ClimbsRocks / machineJS

[UNMAINTAINED] Automated machine learning- just give it a data file! Check out the production-ready version of this project at ClimbsRocks/auto_ml
https://github.com/ClimbsRocks/auto_ml
408 stars 64 forks source link

Questions on hyperparameter distributions and validation percentage #174

Open ClimbsRocks opened 8 years ago

ClimbsRocks commented 8 years ago

Question from @MelvinDunn that I'm documenting here:

Had one question while I was looking at the ol' machina:

-How does this machine determine the starting points for hyperparams? -How does it determine the validation size? (Couldn't find it)

Sorry, I was interested, and while I know I could easily just look at the code myself, I thought you would know off the top of your head.

I'm extremely interested in AutoML, and I think this machine is, well, wonderful.

Thanks again,

Melvin

My response: I love curiosity- thanks for continuing to ask questions!

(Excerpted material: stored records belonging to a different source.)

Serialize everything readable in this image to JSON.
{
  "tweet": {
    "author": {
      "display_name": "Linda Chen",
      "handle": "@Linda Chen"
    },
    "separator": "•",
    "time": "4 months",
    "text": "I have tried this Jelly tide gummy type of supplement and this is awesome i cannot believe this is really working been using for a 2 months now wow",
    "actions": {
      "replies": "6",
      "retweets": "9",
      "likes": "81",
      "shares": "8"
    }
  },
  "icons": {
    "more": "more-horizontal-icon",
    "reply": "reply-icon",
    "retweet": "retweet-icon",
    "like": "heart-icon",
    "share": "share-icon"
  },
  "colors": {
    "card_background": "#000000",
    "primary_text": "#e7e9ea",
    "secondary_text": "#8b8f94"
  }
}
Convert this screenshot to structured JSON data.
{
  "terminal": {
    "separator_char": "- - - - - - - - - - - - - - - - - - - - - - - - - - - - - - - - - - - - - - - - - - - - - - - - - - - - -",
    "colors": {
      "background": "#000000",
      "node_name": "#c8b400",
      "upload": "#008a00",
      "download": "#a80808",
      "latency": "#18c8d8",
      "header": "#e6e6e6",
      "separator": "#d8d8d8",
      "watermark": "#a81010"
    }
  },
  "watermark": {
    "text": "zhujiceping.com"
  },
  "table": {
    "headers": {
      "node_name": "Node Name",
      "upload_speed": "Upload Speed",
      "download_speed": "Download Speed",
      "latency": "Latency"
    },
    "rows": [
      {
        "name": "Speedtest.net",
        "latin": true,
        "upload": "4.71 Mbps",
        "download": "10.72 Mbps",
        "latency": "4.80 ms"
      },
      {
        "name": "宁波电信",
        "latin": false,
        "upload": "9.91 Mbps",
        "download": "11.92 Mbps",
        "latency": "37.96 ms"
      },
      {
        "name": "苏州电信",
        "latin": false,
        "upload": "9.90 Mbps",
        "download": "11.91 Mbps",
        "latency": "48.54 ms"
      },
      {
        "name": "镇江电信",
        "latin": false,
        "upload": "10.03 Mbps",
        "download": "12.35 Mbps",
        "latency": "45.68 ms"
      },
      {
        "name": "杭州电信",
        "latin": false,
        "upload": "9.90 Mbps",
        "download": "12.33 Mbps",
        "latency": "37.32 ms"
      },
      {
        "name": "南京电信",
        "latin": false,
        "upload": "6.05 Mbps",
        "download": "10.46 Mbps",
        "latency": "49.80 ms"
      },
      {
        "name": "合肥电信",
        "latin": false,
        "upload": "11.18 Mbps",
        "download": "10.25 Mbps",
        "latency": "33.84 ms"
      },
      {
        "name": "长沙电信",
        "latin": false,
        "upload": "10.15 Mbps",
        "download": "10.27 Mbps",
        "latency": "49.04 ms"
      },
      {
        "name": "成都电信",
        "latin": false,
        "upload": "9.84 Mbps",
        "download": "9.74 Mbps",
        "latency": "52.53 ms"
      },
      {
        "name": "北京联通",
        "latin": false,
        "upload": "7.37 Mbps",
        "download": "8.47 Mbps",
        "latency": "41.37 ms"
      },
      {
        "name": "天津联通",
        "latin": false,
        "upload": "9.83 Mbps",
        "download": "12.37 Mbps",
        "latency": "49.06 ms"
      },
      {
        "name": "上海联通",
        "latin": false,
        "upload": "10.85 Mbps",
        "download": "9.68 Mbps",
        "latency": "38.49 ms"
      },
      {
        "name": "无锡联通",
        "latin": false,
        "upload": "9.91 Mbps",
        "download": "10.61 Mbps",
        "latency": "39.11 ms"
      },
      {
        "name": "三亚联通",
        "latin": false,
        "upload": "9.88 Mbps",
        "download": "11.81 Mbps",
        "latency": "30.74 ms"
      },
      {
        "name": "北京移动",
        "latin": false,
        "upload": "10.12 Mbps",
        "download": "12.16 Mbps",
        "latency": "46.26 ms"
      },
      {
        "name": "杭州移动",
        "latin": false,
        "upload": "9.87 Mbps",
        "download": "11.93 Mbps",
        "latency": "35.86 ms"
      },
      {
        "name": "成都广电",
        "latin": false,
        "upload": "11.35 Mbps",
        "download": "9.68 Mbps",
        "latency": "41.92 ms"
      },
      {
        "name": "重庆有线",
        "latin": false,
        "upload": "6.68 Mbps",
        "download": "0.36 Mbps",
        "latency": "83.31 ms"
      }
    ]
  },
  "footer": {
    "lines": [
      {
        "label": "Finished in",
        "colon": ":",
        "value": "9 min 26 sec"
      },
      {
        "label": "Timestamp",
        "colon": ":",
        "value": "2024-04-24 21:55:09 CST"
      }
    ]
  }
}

  1. We use RandomizedSearchCV to find the optimal hyperparameters. It picks parameters randomly from the distributions we give. Those distributions can be found in pySetup/parameterMakers.
  2. Right now the validation size is just hard-coded in. It's a pretty large split. I've messed around with different values, but I want to say it's somewhere around 20-40% depending on the size of the input data. The exception to this is data like Numer.ai that has a specific validationSplit column, that must be specified in the dataDescription row (where we specify what type of data each column holds). Then we just use that validation split.

Keep the questions coming!